In a bold move that has captured attention globally, Austrian Chancellor Karl Nehammer proposes enshrining the right to use cash into his country’s constitution. This political maneuver is far from simply pandering to a populace fond of tangible money. Instead, it’s a bold act of defiance against the leftist globalist agenda that yearns to control populations by promoting a cashless society.
Chancellor Nehammer notes that “more and more people are concerned that cash could be restricted as a means of payment in Austria.” Indeed, this echoes concerns across Europe, where a war on cash is raging, driven by the political ideologies synonymous with European Union (EU) and globalist initiatives.
Yet, Nehammer holds firm in the face of these pressures, advocating that everyone can decide how they wish to pay, whether by card, transfer, a potential digital euro or cash. “This freedom to choose must and will remain,” he stated, underlining a conservative belief in the power of individual choice and personal liberties.
Cash remains more popular in Austria than in many other places. Chancellor Karl Nehammera wants to enshrine the "right to cash" in his country's constitution. https://t.co/wuMKRXSxGJ
— The Associated Press (@AP) August 4, 2023
Critics would argue that the preference for cash is a far-right stance, a point of view compliantly echoed by mainstream corporate media. They also hint at opportunism on Nehammer’s part, accusing him of trying to secure his political survival. Philip Kucher, head of Austria’s parliamentary group, dismissed the chancellor’s action as “pure populism.”
But such dismissals overlook vital facts. Digital payments and electronic methods may be rising in popularity across Europe, but Austria and neighboring Germany still hold a significant attachment to cash. The Austrian government reports that about 47 billion euros per year are withdrawn from ATMs in the country.
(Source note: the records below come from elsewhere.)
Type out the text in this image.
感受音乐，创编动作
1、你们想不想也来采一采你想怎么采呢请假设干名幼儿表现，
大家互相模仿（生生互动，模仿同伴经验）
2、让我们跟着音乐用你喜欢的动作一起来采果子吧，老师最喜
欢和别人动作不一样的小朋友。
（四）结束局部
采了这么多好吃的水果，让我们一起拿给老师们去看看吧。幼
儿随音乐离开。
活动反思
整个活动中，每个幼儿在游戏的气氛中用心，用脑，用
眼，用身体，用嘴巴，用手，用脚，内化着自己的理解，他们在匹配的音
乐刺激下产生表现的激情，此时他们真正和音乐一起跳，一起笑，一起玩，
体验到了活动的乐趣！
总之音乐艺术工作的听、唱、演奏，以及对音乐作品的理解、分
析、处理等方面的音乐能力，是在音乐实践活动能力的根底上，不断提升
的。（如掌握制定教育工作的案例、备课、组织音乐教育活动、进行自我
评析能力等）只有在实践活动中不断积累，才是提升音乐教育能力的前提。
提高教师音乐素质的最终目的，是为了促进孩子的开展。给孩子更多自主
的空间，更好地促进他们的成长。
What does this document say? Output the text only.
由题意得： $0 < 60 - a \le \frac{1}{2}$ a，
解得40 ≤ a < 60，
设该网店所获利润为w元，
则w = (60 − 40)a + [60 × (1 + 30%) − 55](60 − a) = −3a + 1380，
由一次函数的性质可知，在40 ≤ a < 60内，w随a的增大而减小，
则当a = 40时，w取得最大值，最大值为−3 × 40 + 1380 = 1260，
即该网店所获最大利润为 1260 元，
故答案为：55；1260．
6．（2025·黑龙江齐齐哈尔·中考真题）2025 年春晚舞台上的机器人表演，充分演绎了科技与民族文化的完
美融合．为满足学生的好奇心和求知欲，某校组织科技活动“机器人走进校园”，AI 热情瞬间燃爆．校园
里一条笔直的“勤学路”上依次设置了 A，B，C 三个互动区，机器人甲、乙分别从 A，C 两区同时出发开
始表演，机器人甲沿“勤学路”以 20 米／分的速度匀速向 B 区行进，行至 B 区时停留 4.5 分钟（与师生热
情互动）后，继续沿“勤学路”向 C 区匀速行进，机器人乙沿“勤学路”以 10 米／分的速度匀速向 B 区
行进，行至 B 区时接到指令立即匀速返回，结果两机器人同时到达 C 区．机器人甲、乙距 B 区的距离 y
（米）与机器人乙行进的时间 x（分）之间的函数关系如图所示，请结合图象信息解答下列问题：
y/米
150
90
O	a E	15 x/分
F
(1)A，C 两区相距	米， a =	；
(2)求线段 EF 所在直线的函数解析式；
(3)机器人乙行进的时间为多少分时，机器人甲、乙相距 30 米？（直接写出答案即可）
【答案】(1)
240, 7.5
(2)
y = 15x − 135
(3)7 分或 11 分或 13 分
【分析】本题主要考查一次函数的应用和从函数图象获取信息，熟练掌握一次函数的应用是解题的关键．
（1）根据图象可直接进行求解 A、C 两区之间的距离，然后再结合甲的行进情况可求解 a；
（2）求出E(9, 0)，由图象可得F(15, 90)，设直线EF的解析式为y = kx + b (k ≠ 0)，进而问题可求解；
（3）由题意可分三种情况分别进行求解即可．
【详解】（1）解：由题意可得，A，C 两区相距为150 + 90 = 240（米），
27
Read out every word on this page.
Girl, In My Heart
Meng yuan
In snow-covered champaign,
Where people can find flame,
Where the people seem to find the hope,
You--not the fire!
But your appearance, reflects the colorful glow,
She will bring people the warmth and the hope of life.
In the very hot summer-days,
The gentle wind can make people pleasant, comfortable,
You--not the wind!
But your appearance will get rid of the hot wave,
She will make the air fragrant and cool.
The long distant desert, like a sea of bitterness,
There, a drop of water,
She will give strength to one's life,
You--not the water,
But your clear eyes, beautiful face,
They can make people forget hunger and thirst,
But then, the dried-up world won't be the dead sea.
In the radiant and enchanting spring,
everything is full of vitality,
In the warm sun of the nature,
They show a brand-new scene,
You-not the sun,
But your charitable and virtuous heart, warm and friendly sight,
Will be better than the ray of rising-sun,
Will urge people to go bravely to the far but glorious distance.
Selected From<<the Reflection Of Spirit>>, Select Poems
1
Moreover, this move can be seen as a defense against a growing, disturbing trend in Europe, where cash is increasingly viewed as a hindrance to conventional monetary policy. Several countries in the Eurozone have already implemented strict anti-cash measures. For instance, the French government has intensified monitoring of high-value withdrawals, while Italy has reverted to its former limit of 3,000 euros.
It’s important to note that in the post-9/11 world, restrictions on cash have escalated, often under the pretext of fighting crime and protecting the environment. However, these restrictions undeniably impact individuals’ ability to use cash, infringing on their financial liberties.
This situation raises a question. Why are these leftist entities so eager to see cash disappear? The answer lies in control. Eliminating cash limits the public’s ability to bypass digital platforms where every transaction can be monitored, tracked and ultimately, controlled. A cashless society hands over an alarming amount of power and oversight to governmental entities.
Nehammer’s proposal to safeguard the right to use cash serves as a reminder that monetary freedom is a cornerstone of personal liberty. It is a resistance against an increasingly intrusive globalist agenda that seeks to redefine and control the basic methods of financial exchange.